De grands changements étaient intervenus aussi, dès les premières années du Mandat, en ce qui concerne l’économie du pays. Progressivement monétarisée, elle s’ouvrit au libre marché, permettant l’éclosion, dans l’ensemble de la société, de libres initiatives individuelles nouvelles, pouvant échapper tout au moins en partie à l’emprise de la « hiérarchie coutumière » et des liens de clientèle. Les produits agricoles s’étaient commercialisés, et des commerçants professionnels avaient ici et là réussi à percer. Parmi les innovations qui favorisèrent cette évolution, il y eut notamment : l’action des Services de l’Agriculture et de leurs agronomes à travers tout le pays ; l’extension, alors obligatoire, des plantations individuelles de café ; la mise en culture de terres nouvelles, récupérées non sans peine (et contre redevances) sur les énormes étendues accaparées par les pasteurs ; l’introduction de la culture pérenne du manioc ; le drainage de certains marais ; l’ouverture de grands chantiers miniers pour l’extraction de minerais d’étain, de tungstène et de wolfram à Gatumba, Rugarama, Nyungwe, Musha-Rutongo, Rinkwavu, Kifurwe, etc. ; l’embauche de nombreux travailleurs salariés ; l’émigration temporaire de nombreux travailleurs vers le Congo, l’Uganda et le Tanganyika ( où ils échappaient au joug des « autorités coutumières « ) ; et surtout la création d’un réseau routier de plus en plus étendu, qui permit la multiplication des échanges et des communications entre les habitants de tout le pays, répandant irrésistiblement les idées nouvelles…

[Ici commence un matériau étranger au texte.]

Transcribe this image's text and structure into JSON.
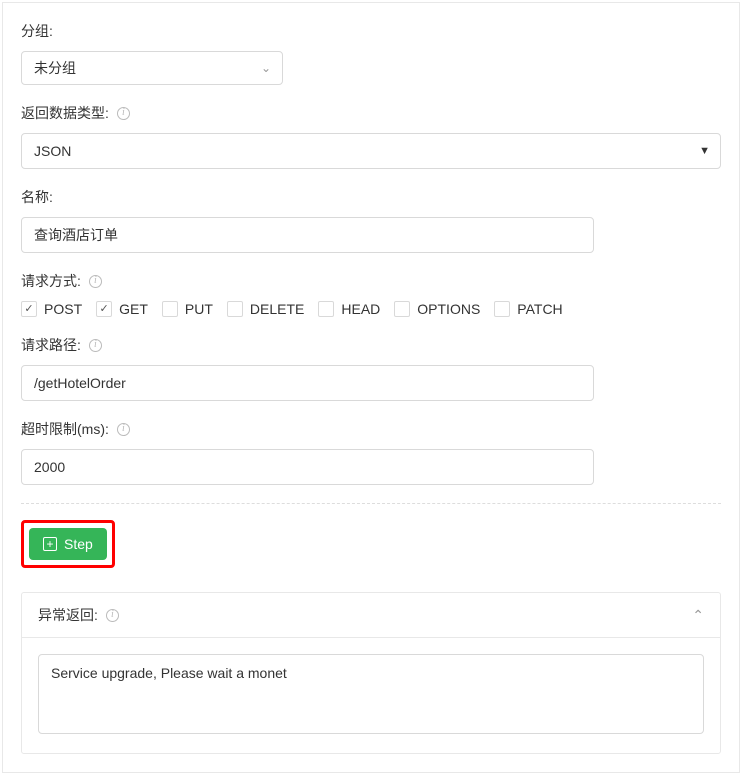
{
  "group": {
    "label": "分组:",
    "value": "未分组"
  },
  "responseType": {
    "label": "返回数据类型:",
    "value": "JSON"
  },
  "name": {
    "label": "名称:",
    "value": "查询酒店订单"
  },
  "method": {
    "label": "请求方式:",
    "options": [
      {
        "label": "POST",
        "checked": true
      },
      {
        "label": "GET",
        "checked": true
      },
      {
        "label": "PUT",
        "checked": false
      },
      {
        "label": "DELETE",
        "checked": false
      },
      {
        "label": "HEAD",
        "checked": false
      },
      {
        "label": "OPTIONS",
        "checked": false
      },
      {
        "label": "PATCH",
        "checked": false
      }
    ]
  },
  "path": {
    "label": "请求路径:",
    "value": "/getHotelOrder"
  },
  "timeout": {
    "label": "超时限制(ms):",
    "value": "2000"
  },
  "stepBtn": {
    "label": "Step"
  },
  "exception": {
    "title": "异常返回:",
    "value": "Service upgrade, Please wait a monet"
  }
}
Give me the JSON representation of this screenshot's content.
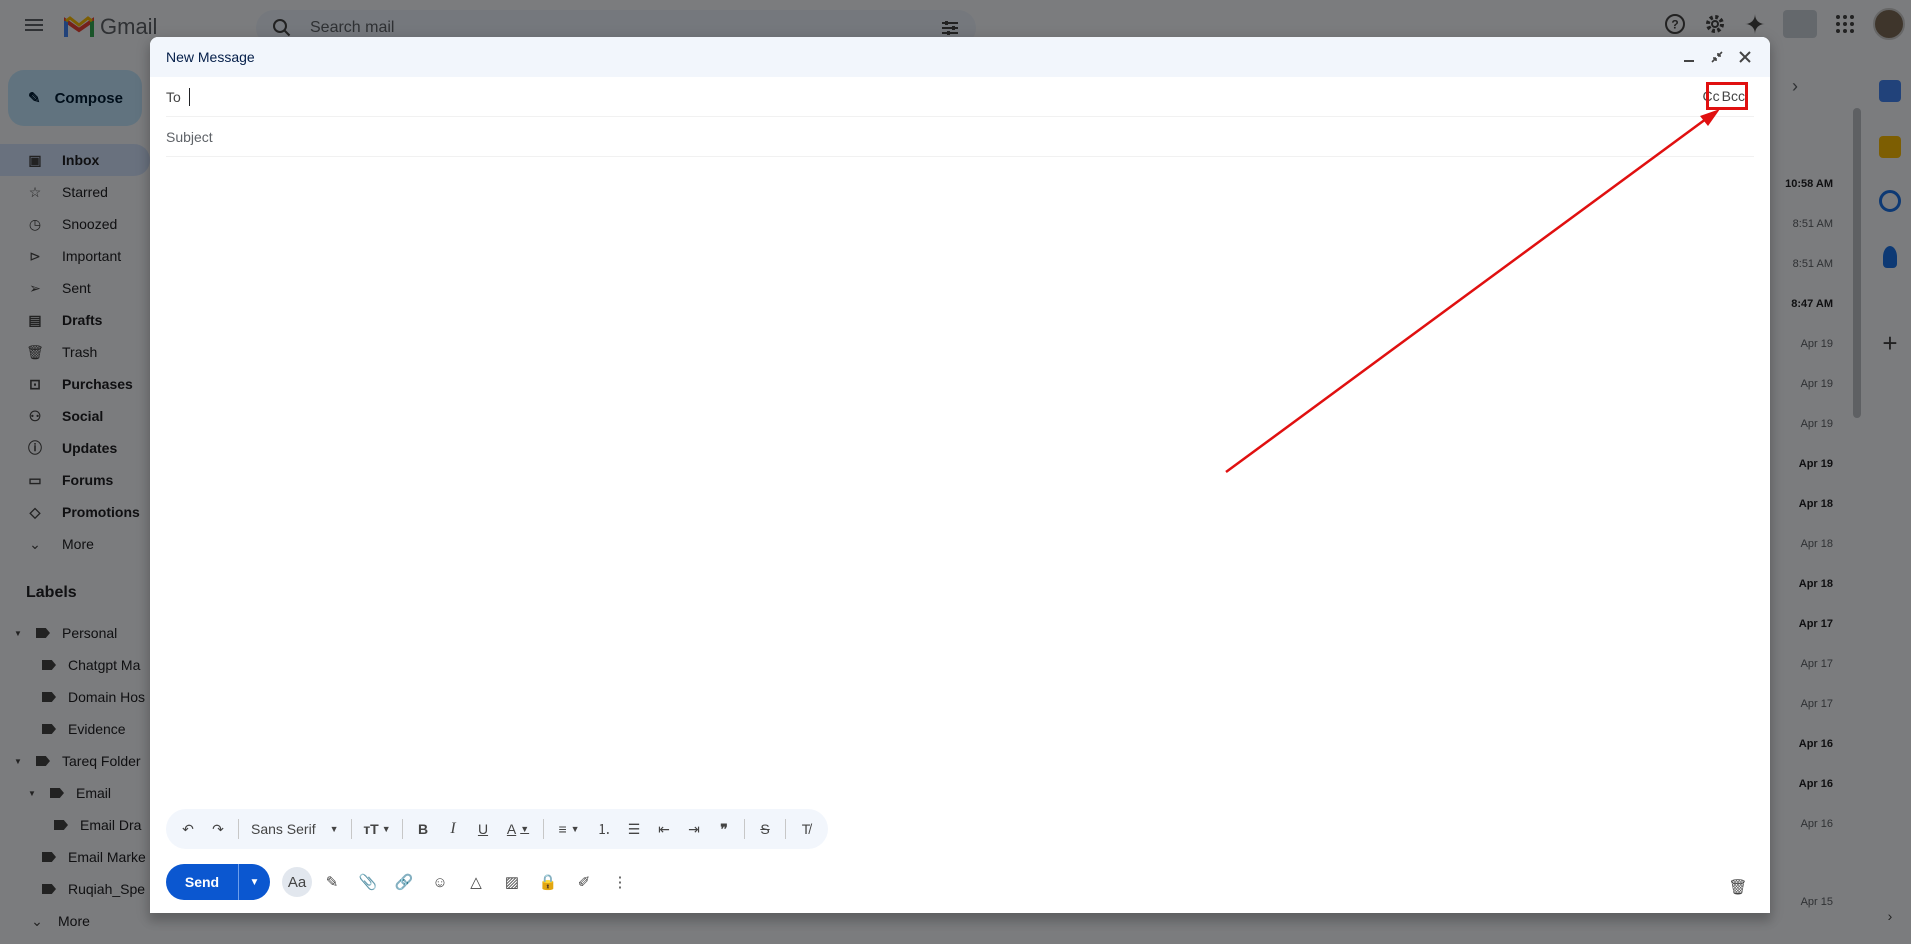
{
  "app": {
    "name": "Gmail"
  },
  "search": {
    "placeholder": "Search mail"
  },
  "compose_button": {
    "label": "Compose"
  },
  "nav": {
    "items": [
      {
        "label": "Inbox",
        "icon": "inbox-icon"
      },
      {
        "label": "Starred",
        "icon": "star-icon"
      },
      {
        "label": "Snoozed",
        "icon": "clock-icon"
      },
      {
        "label": "Important",
        "icon": "important-icon"
      },
      {
        "label": "Sent",
        "icon": "send-icon"
      },
      {
        "label": "Drafts",
        "icon": "draft-icon"
      },
      {
        "label": "Trash",
        "icon": "trash-icon"
      },
      {
        "label": "Purchases",
        "icon": "tag-icon"
      },
      {
        "label": "Social",
        "icon": "people-icon"
      },
      {
        "label": "Updates",
        "icon": "info-icon"
      },
      {
        "label": "Forums",
        "icon": "forum-icon"
      },
      {
        "label": "Promotions",
        "icon": "tag-icon"
      },
      {
        "label": "More",
        "icon": "chevron-down-icon"
      }
    ]
  },
  "labels": {
    "heading": "Labels",
    "items": [
      {
        "label": "Personal"
      },
      {
        "label": "Chatgpt Ma"
      },
      {
        "label": "Domain Hos"
      },
      {
        "label": "Evidence"
      },
      {
        "label": "Tareq Folder"
      },
      {
        "label": "Email"
      },
      {
        "label": "Email Dra"
      },
      {
        "label": "Email Marke"
      },
      {
        "label": "Ruqiah_Spe"
      },
      {
        "label": "More"
      }
    ]
  },
  "dates": [
    {
      "text": "10:58 AM",
      "bold": true
    },
    {
      "text": "8:51 AM",
      "bold": false
    },
    {
      "text": "8:51 AM",
      "bold": false
    },
    {
      "text": "8:47 AM",
      "bold": true
    },
    {
      "text": "Apr 19",
      "bold": false
    },
    {
      "text": "Apr 19",
      "bold": false
    },
    {
      "text": "Apr 19",
      "bold": false
    },
    {
      "text": "Apr 19",
      "bold": true
    },
    {
      "text": "Apr 18",
      "bold": true
    },
    {
      "text": "Apr 18",
      "bold": false
    },
    {
      "text": "Apr 18",
      "bold": true
    },
    {
      "text": "Apr 17",
      "bold": true
    },
    {
      "text": "Apr 17",
      "bold": false
    },
    {
      "text": "Apr 17",
      "bold": false
    },
    {
      "text": "Apr 16",
      "bold": true
    },
    {
      "text": "Apr 16",
      "bold": true
    },
    {
      "text": "Apr 16",
      "bold": false
    },
    {
      "text": "Apr 15",
      "bold": false
    }
  ],
  "compose": {
    "title": "New Message",
    "to_label": "To",
    "cc_label": "Cc",
    "bcc_label": "Bcc",
    "subject_placeholder": "Subject",
    "font_name": "Sans Serif",
    "send_label": "Send",
    "format_label": "Aa"
  },
  "colors": {
    "accent": "#0b57d0",
    "highlight": "#e01010"
  }
}
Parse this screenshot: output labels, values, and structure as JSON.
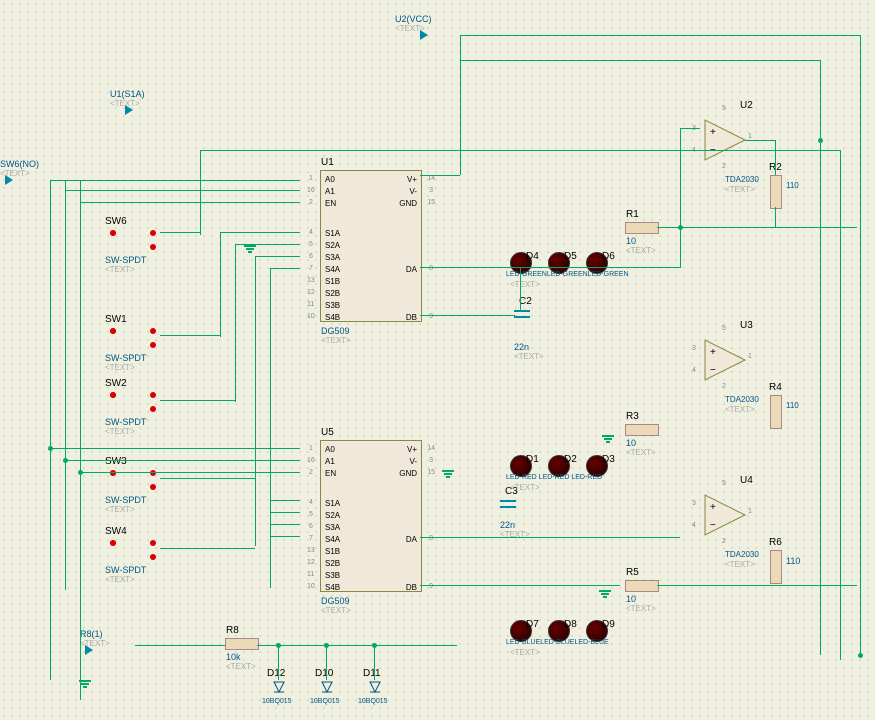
{
  "terminals": {
    "u2vcc": "U2(VCC)",
    "u1s1a": "U1(S1A)",
    "sw6no": "SW6(NO)",
    "r8_1": "R8(1)"
  },
  "placeholder_text": "<TEXT>",
  "switches": [
    {
      "ref": "SW6",
      "part": "SW-SPDT"
    },
    {
      "ref": "SW1",
      "part": "SW-SPDT"
    },
    {
      "ref": "SW2",
      "part": "SW-SPDT"
    },
    {
      "ref": "SW3",
      "part": "SW-SPDT"
    },
    {
      "ref": "SW4",
      "part": "SW-SPDT"
    }
  ],
  "ics": [
    {
      "ref": "U1",
      "part": "DG509",
      "pins": {
        "1": "A0",
        "16": "A1",
        "2": "EN",
        "14": "V+",
        "3": "V-",
        "15": "GND",
        "4": "S1A",
        "5": "S2A",
        "6": "S3A",
        "7": "S4A",
        "13": "S1B",
        "12": "S2B",
        "11": "S3B",
        "10": "S4B",
        "8": "DA",
        "9": "DB"
      }
    },
    {
      "ref": "U5",
      "part": "DG509",
      "pins": {
        "1": "A0",
        "16": "A1",
        "2": "EN",
        "14": "V+",
        "3": "V-",
        "15": "GND",
        "4": "S1A",
        "5": "S2A",
        "6": "S3A",
        "7": "S4A",
        "13": "S1B",
        "12": "S2B",
        "11": "S3B",
        "10": "S4B",
        "8": "DA",
        "9": "DB"
      }
    }
  ],
  "opamps": [
    {
      "ref": "U2",
      "part": "TDA2030"
    },
    {
      "ref": "U3",
      "part": "TDA2030"
    },
    {
      "ref": "U4",
      "part": "TDA2030"
    }
  ],
  "resistors": [
    {
      "ref": "R1",
      "value": "10"
    },
    {
      "ref": "R2",
      "value": "110"
    },
    {
      "ref": "R3",
      "value": "10"
    },
    {
      "ref": "R4",
      "value": "110"
    },
    {
      "ref": "R5",
      "value": "10"
    },
    {
      "ref": "R6",
      "value": "110"
    },
    {
      "ref": "R8",
      "value": "10k"
    }
  ],
  "caps": [
    {
      "ref": "C2",
      "value": "22n"
    },
    {
      "ref": "C3",
      "value": "22n"
    }
  ],
  "leds": [
    {
      "ref": "D4",
      "part": "LED-GREEN"
    },
    {
      "ref": "D5",
      "part": "LED-GREEN"
    },
    {
      "ref": "D6",
      "part": "LED-GREEN"
    },
    {
      "ref": "D1",
      "part": "LED-RED"
    },
    {
      "ref": "D2",
      "part": "LED-RED"
    },
    {
      "ref": "D3",
      "part": "LED-RED"
    },
    {
      "ref": "D7",
      "part": "LED-BLUE"
    },
    {
      "ref": "D8",
      "part": "LED-BLUE"
    },
    {
      "ref": "D9",
      "part": "LED-BLUE"
    }
  ],
  "diodes": [
    {
      "ref": "D12",
      "part": "10BQ015"
    },
    {
      "ref": "D10",
      "part": "10BQ015"
    },
    {
      "ref": "D11",
      "part": "10BQ015"
    }
  ]
}
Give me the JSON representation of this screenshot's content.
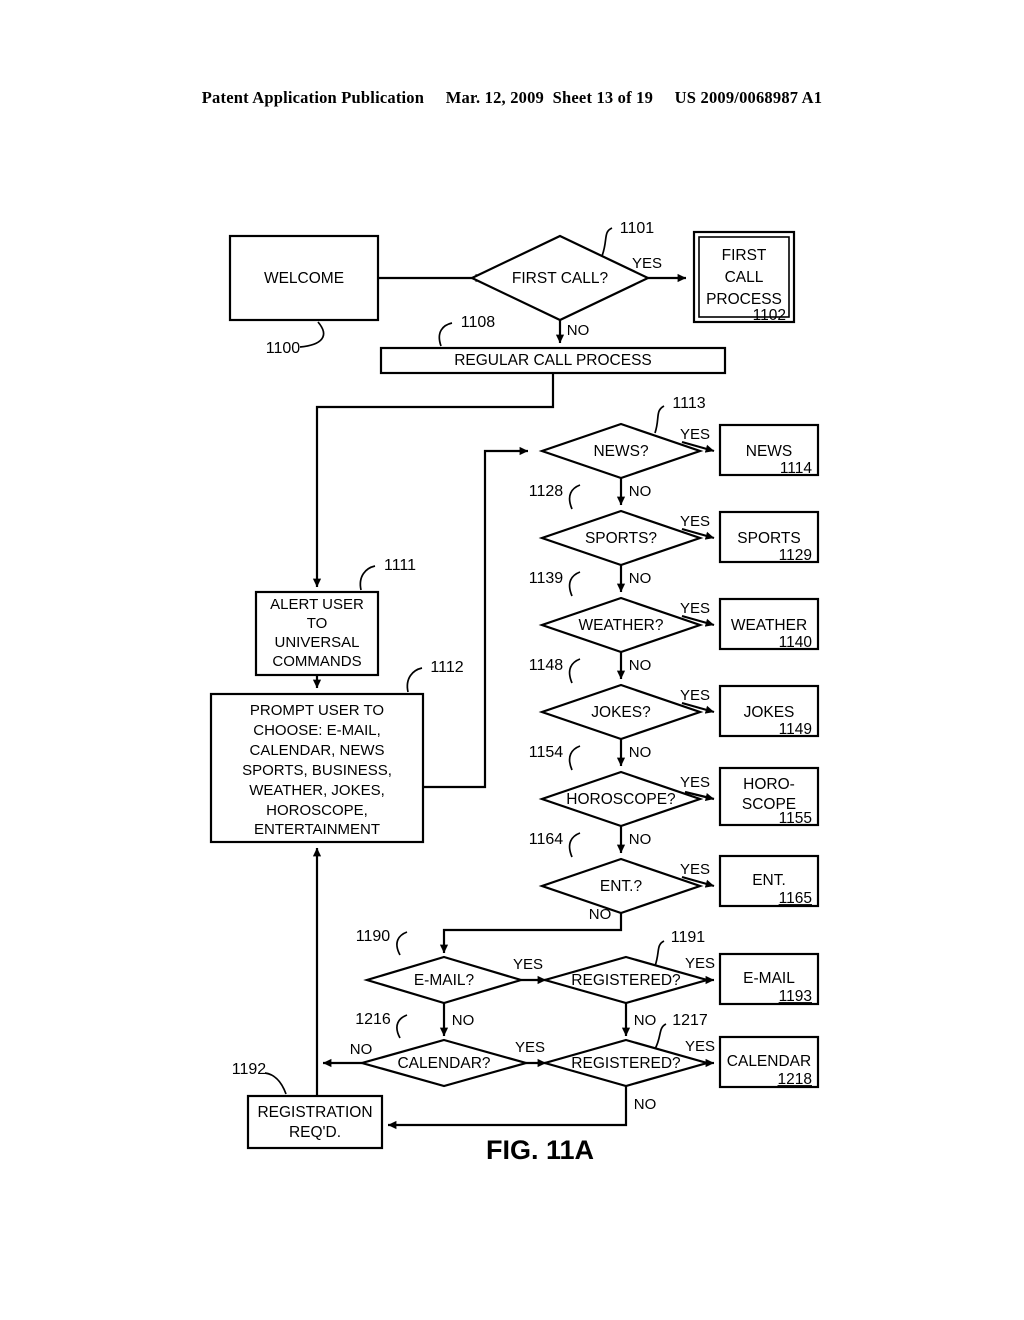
{
  "header": {
    "text": "Patent Application Publication     Mar. 12, 2009  Sheet 13 of 19     US 2009/0068987 A1",
    "publication": "Patent Application Publication",
    "date": "Mar. 12, 2009",
    "sheet": "Sheet 13 of 19",
    "patent_number": "US 2009/0068987 A1"
  },
  "figure": {
    "caption": "FIG. 11A"
  },
  "labels": {
    "yes": "YES",
    "no": "NO"
  },
  "nodes": {
    "welcome": {
      "text": "WELCOME",
      "ref": "1100"
    },
    "first_call_q": {
      "text": "FIRST CALL?",
      "ref": "1101"
    },
    "first_call_proc": {
      "line1": "FIRST",
      "line2": "CALL",
      "line3": "PROCESS",
      "num": "1102"
    },
    "regular_call": {
      "text": "REGULAR CALL PROCESS",
      "ref": "1108"
    },
    "alert_user": {
      "line1": "ALERT USER",
      "line2": "TO",
      "line3": "UNIVERSAL",
      "line4": "COMMANDS",
      "ref": "1111"
    },
    "prompt_user": {
      "line1": "PROMPT USER TO",
      "line2": "CHOOSE: E-MAIL,",
      "line3": "CALENDAR, NEWS",
      "line4": "SPORTS, BUSINESS,",
      "line5": "WEATHER, JOKES,",
      "line6": "HOROSCOPE,",
      "line7": "ENTERTAINMENT",
      "ref": "1112"
    },
    "news_q": {
      "text": "NEWS?",
      "ref": "1113"
    },
    "news_out": {
      "text": "NEWS",
      "num": "1114"
    },
    "sports_q": {
      "text": "SPORTS?",
      "ref": "1128"
    },
    "sports_out": {
      "text": "SPORTS",
      "num": "1129"
    },
    "weather_q": {
      "text": "WEATHER?",
      "ref": "1139"
    },
    "weather_out": {
      "text": "WEATHER",
      "num": "1140"
    },
    "jokes_q": {
      "text": "JOKES?",
      "ref": "1148"
    },
    "jokes_out": {
      "text": "JOKES",
      "num": "1149"
    },
    "horoscope_q": {
      "text": "HOROSCOPE?",
      "ref": "1154"
    },
    "horoscope_out": {
      "line1": "HORO-",
      "line2": "SCOPE",
      "num": "1155"
    },
    "ent_q": {
      "text": "ENT.?",
      "ref": "1164"
    },
    "ent_out": {
      "text": "ENT.",
      "num": "1165"
    },
    "email_q": {
      "text": "E-MAIL?",
      "ref": "1190"
    },
    "registered_q1": {
      "text": "REGISTERED?",
      "ref": "1191"
    },
    "email_out": {
      "text": "E-MAIL",
      "num": "1193"
    },
    "calendar_q": {
      "text": "CALENDAR?",
      "ref": "1216"
    },
    "registered_q2": {
      "text": "REGISTERED?",
      "ref": "1217"
    },
    "calendar_out": {
      "text": "CALENDAR",
      "num": "1218"
    },
    "registration": {
      "line1": "REGISTRATION",
      "line2": "REQ'D.",
      "ref": "1192"
    }
  }
}
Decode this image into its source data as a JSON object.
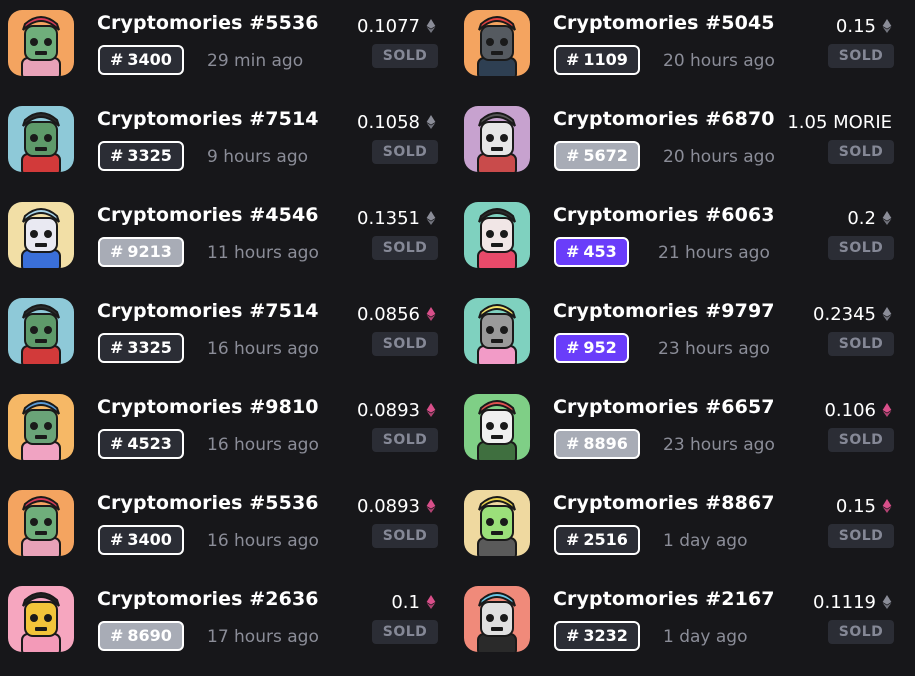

Sur le plan culturel enfin, nous avons vu qu’en 1925 la Belgique avait commencé à subsidier l’enseignement libre des écoles chrétiennes et à encourager ainsi son expansion. Elle y ajouta en 1929 l’institution d’un enseignement secondaire officiel (cycle de 4 années post-primaires) visant à former le personnel local de niveau technique moyen nécessaire aux Services de l’Administration (agro et zoo-technologies, santé, administration). Cet enseignement serait donné au sein d’un « groupe scolaire » créé à Butare/Astrida et dont la gestion fut confiée aux Frères de la Charité de Gand.
Ces mesures allaient évidemment contribuer beaucoup à faire évoluer les mentalités.
Mais pour l’Administration de Tutelle, comme pour l’Église, un grand obstacle subsistait : le Mwami Musinga et son entourage, restés réfractaires et foncièrement « hostiles à toute idée d’évolution dans le sens des principes de l’Occident « .
Aussi, après de longues années d’efforts infructueux pour tenter de réduire son opposition secrète mais obstinée, l’Administration procéda-t-elle à sa destitution, le 12 novembre 1931.
Cette mesure, en écartant le principal agent de coutumes injustes, élimina un obstacle des plus redoutables à l’évolution politique et sociale ultérieure du Rwanda.